Technologie und Telekom unverändert

«HP hat globale Programme, die externe­ Aus- und Weiterbildung unterstützen», sagt Sprecherin Marisa Steiner, «die Unterstützung beinhaltet Arbeitszeit und finanzielle Beiträge.» Die Höhe der Beteiligung hängt von den Leistungen des Mitarbeiters, dem jeweiligen Entwicklungspotenzial, dem Gang der Geschäfte allgemein und dem zwischen Angestelltem und Vorgesetztem vereinbarten Weiterbildungs- und Karriereplan ab. «Neben diesen erwähnten Parametern ist im Falle eines MBA insbesondere die Einsatz­möglichkeit der erworbenen Fähigkeiten mit ausschlaggebend. Vorrang haben Programme, die mit den angestrebten Karrierezielen übereinstimmen.» Veränderungen gab es hier in den letzten Jahren nicht, heisst es beim globalen IT-Konzern weiter.

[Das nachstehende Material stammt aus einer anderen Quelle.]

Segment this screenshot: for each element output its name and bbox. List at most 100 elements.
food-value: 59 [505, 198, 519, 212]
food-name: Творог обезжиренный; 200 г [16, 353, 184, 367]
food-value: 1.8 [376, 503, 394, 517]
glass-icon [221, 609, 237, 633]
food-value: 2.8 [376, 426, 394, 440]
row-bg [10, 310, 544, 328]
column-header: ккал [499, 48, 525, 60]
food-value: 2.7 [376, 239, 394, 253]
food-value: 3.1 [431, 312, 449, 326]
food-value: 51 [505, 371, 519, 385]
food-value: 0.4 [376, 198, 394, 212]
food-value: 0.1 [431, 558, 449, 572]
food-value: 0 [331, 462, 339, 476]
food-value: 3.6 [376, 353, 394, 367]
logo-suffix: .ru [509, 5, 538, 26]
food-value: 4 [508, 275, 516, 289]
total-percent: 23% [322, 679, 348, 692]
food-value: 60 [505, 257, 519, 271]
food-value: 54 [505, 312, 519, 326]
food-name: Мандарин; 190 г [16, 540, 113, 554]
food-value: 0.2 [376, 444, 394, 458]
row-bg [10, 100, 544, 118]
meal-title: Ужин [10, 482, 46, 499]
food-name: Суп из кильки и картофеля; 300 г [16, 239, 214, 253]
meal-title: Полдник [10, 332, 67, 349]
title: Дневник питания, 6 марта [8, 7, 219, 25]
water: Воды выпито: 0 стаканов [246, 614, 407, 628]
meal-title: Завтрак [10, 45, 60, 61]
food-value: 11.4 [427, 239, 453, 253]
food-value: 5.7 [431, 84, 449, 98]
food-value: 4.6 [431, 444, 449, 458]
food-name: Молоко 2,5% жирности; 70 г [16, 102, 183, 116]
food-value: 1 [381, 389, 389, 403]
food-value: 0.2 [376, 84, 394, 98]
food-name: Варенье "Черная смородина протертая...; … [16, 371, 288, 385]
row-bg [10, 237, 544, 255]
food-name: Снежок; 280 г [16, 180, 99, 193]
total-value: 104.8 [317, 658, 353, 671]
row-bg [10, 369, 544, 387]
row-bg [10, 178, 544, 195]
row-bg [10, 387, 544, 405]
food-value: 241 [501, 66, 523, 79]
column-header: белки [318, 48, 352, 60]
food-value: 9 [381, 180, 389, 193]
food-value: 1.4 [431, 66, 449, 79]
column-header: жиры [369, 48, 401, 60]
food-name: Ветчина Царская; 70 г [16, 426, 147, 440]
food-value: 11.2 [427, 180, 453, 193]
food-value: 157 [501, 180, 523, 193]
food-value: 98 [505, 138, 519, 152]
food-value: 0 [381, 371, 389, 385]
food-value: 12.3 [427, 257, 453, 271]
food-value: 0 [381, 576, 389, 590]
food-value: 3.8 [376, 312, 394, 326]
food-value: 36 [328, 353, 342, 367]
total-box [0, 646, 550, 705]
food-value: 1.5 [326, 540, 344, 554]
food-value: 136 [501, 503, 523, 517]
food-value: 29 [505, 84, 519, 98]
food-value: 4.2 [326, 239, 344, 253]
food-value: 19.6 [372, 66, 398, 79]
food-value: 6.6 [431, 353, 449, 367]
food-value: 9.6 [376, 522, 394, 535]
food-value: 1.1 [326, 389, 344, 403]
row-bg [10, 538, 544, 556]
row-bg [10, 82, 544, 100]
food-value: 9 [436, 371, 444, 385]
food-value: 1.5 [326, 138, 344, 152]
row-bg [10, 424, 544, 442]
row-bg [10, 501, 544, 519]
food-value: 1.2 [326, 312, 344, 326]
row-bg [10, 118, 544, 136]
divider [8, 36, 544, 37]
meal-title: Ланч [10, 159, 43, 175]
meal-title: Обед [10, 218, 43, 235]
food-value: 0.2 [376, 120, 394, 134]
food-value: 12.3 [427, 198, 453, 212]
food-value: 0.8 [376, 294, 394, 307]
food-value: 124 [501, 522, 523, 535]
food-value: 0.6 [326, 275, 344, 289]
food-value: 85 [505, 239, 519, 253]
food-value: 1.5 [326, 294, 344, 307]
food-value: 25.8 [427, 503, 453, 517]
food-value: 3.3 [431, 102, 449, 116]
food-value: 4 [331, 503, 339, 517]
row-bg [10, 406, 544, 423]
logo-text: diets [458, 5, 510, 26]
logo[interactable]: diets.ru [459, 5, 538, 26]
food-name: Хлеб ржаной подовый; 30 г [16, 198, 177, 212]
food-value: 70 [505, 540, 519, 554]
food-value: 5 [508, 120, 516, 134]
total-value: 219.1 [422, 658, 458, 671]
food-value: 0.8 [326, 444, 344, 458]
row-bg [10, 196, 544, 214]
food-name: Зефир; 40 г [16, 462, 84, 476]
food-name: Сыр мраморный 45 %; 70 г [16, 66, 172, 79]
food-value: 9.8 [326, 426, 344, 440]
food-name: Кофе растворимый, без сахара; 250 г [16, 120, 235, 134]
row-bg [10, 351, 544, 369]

«Swisscom hat keine generellen Richtlinien speziell für MBA-Programme, dies hat sich auch in den letzten Jahren nicht verändert», sagt Sprecherin Annina Merk. Swisscom unterstützt es, wenn sich ihre Mitarbeiter fortbilden wollen. «Wie bei ­jeder externen Aus- und Weiterbildung richtet sich die Höhe der finanziellen und zeitlichen Beteiligung nach dem Unternehmensnutzen und der jeweiligen Funktion des Mitarbeiters. Dies wird jeweils ­individuell mit dem Mitarbeiter angeschaut.» Entscheidend für eine Weiterbildung seien das Interesse des betroffenen Mitarbeiters sowie seine Ziele und Wünsche betreffend Laufbahnentwicklung. Dies wird jeweils gemeinsam mit dem Vorgesetzten angeschaut und besprochen. «Wenn es aus unternehmerischer Sicht sinnvoll ist, unterstützt Swisscom auch Weiterbildungen, die nicht direkt mit dem aktuellen, aber vielleicht mit einem künftigen Arbeitsbereich bei Swisscom zu tun haben können», führt man beim Telekomriesen weiter aus. Das Interesse an MBA-Weiterbildungen ist hier in den ­letzten Jahren stabil geblieben.